Toyota, typically the brand most often cross-shopped against Honda and vice versa, has been vocal about its desire to sell 400,000 RAV4s annually in the U.S. by 2017. It appears to be on its way to doing so, if recent data is any indication.
For the first time in six years, the RAV4 outsold the CR-V in January through April, 106,274 to 100,101, registering an 18.2% 4-month increase against the CR-V’s 2.4% decline.
The RAV4 has had eight consecutive months of sales increases in the U.S., while CR-V sales fell below year-ago in six of those eight months.
And unlike last year, lack of availability is not an issue for the Honda CUV. The CR-V had a 79-days’ supply at the end of April, WardsAuto data shows, higher than the industry average of 71 days for light trucks. Toyota had a 54-days’ supply of imported RAV4s last month, and a 44-day supply of Canadian-built models.

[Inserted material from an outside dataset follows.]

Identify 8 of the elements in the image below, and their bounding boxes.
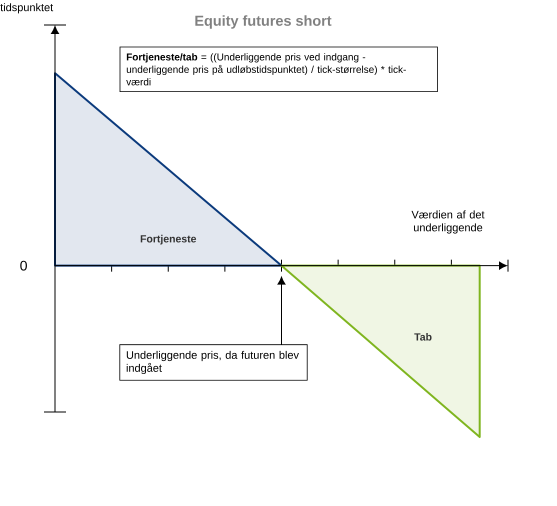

Conrad concedes age also could be playing a role in the CR-V’s decline. The current generation has been out since 2011 and is in the final year of its lifecycle, with a new generation launching next year.
Also possibly impacting the CR-V is the new, smaller and less-expensive Honda HR-V. The subcompact CUV went on sale in the U.S. in May 2015 and has performed better than expected. HR-V sales stood at 22,484 through April, pacing toward a 90,000-unit sales year when 70,000 annual deliveries were predicted at its launch.
With Toyota ramping up production of the RAV4, Nissan doing the same with the Rogue and Ford vowing to reclaim its crown with a new, refreshed Escape, it appears the Middle CUV field only will get tougher.
But Honda will defend its turf, Conrad says, without elaborating on what measures will be taken.
“We kind of feel like we were there first and we had such a strong following, we kind of own a heavy (portion) of that (segment) and we want to retain that as we move forward,” he says.
Honda is notoriously conservative when it comes to incentive spending, but it may have to loosen the purse strings if it wants to more effectively compete, at least until the next-gen CR-V arrives.
While the ’15 and ’16 CR-V have $500 in college-graduate or military-member cash available at the moment, the ’15 and ’16 RAV4s have $750 in cash on the hood for those two buyer groups.
The former can be financed at 0.9% APR for 24-36 months or 1.9% APR for 37-60 months, while the latter has 0% financing for 60 months.
But incentive data doesn’t tell the whole story. Leasing is becoming increasingly popular in all segments including midsize CUVs. In the Detroit area, a ’16 CR-V LX base model can be had for $219 per month for 36 months with $1,999 due at signing, according to automobiles.honda.com. Meanwhile, a comparable ’16 RAV4 LE is $199 per month for 36 months with $1,999 down, shows buyatoyota.com.